Les chevaux dans lesquels cette partie est trop chargée, demandent qu’on leur en arrache des crins, ce qui se fait en tortillant autour du doigt ou d’un morceau de bois, l’extrémité de ceux qu’on se propose d’arracher.

Les grands poils des lèvres doivent être coupés ; & il en est de même de ceux qui croissent au menton, à la barbe, & qui sont parsemés aux environs des naseaux. On arrache ceux qui se montrent au dessous de la paupière inférieure.

Pour faire les oreilles, on met l’animal dans une position dans laquelle la tête est à portée de la main, & l’on coupe, à petits coups de ciseaux, le plus près qu’on peut, le poil qui borde ces parties, tant en dehors qu’en dedans ; on tiendra parfaitement égale la bordure que l’on trace, & la largeur de cette bordure doit être de toutes parts d’environ trois lignes. Quelques personnes se servent d’un rasoir au lieu de ciseaux, après avoir savonné l’oreille.

On fait le poil aux jambes trop garnies de poils, avec des cisailles ou pinces à poil. On l’arrache en l’étageant de manière qu’il ne paroisse pas qu’on en ait ôté.

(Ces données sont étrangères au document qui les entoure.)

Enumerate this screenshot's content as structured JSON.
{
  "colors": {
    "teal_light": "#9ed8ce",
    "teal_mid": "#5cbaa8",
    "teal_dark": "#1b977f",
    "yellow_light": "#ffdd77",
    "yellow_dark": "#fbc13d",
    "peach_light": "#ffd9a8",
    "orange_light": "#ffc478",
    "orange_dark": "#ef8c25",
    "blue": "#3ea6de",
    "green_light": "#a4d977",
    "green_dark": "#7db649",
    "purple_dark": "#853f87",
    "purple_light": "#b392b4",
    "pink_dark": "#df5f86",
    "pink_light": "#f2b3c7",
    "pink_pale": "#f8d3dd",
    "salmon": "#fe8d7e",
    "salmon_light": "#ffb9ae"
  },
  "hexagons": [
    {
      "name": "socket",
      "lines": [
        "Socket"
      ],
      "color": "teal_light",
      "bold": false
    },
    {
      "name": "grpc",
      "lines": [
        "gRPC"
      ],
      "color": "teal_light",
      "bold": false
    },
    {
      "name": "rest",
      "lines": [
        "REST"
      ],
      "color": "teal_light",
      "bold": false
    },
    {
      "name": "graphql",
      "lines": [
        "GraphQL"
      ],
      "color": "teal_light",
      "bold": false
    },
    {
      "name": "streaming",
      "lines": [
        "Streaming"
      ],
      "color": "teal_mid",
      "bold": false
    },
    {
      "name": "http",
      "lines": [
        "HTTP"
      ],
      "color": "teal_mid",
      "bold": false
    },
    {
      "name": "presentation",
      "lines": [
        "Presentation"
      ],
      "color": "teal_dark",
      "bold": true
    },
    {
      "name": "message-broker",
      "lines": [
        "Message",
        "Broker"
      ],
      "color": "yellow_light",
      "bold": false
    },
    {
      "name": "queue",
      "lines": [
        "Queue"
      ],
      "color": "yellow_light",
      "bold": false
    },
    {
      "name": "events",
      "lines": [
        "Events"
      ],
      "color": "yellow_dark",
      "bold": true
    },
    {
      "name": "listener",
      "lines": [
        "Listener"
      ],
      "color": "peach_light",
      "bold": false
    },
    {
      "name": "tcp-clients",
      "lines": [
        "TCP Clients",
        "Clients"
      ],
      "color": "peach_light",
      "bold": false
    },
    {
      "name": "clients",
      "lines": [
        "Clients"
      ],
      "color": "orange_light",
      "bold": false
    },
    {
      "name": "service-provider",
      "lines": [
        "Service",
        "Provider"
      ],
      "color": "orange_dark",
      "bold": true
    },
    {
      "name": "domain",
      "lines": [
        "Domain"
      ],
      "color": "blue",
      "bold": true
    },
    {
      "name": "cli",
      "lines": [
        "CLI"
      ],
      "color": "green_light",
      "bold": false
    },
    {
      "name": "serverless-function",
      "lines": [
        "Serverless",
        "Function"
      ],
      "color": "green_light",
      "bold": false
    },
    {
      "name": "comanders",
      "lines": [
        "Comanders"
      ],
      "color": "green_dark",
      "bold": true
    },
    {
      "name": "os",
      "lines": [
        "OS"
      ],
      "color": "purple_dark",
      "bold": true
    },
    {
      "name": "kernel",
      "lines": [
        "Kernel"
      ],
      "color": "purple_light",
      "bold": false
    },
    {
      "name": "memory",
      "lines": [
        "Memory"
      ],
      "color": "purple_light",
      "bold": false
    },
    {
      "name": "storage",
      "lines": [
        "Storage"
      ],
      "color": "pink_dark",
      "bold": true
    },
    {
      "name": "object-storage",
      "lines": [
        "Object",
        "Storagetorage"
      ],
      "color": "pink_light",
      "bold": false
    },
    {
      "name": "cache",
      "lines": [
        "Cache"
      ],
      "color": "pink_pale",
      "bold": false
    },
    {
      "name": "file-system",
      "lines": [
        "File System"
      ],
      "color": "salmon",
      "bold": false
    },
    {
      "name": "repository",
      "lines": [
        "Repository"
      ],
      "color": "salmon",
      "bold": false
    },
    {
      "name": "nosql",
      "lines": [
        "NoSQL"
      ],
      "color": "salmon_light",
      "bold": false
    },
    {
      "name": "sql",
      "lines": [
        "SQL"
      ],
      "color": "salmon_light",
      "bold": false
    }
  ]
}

Toutes les fois que les animaux viennent de l’eau, on doit la leur avaler des quatre jambes avec les deux mains ; toutes les fois qu’ils rentrent, on doit les nettoyer de la boue dont elles sont chargées, avec l’éponge & la brosse longue, ou le balai ; les maîtres ne sauroient trop recommander cette pratique à leurs cochers, sur-tout dans les grandes villes, dont la boue est toujours épaisse, noire & très-caustique. On doit y faire aussi usage des bains de rivière, qui sont très-capables de fortifier les membres. Quant à l’habitude où l’on est de faire passer les chevaux à l’eau après les avoir courus & mis en nage, elle seroit certainement très-préjudiciable si on les y tenoit long-temps, & si on n’en prévenoit les suites funestes, d’une part, eu exigeant d’eux une allure très-prompte & très-pressée dans leur retour à l’écurie ; & de l’autre, en leur abattant l’eau avec le couteau de chaleur, & en les bouchonnant fortement ensuite, toute action précipitée hâtant le mouvement du sang, & l’espèce de friction qui résulte du bouchonnement, ne pouvant qu’ouvrir les pores resserrés par l’astriction de l’eau, augmenter la chaleur de la peau, & y rétablir l’évaporation nécessaire.

Enfin, tous les soirs on repassera dans l’anneau de la mangeoire la longe du licol qu’on a attaché le matin aux fuseaux du râtelier, afin que les chevaux puissent se coucher. On mettra une couche de paille fraîche sur l’ancienne lisière, & on ne fera jamais cette lisière trop en arrière ; elle n’y est que trop rejetée par le cheval ainsi que par le mulet, &c. ; il ne faut pas qu’elle outre-passe la pince des pieds de derrière. M. BR.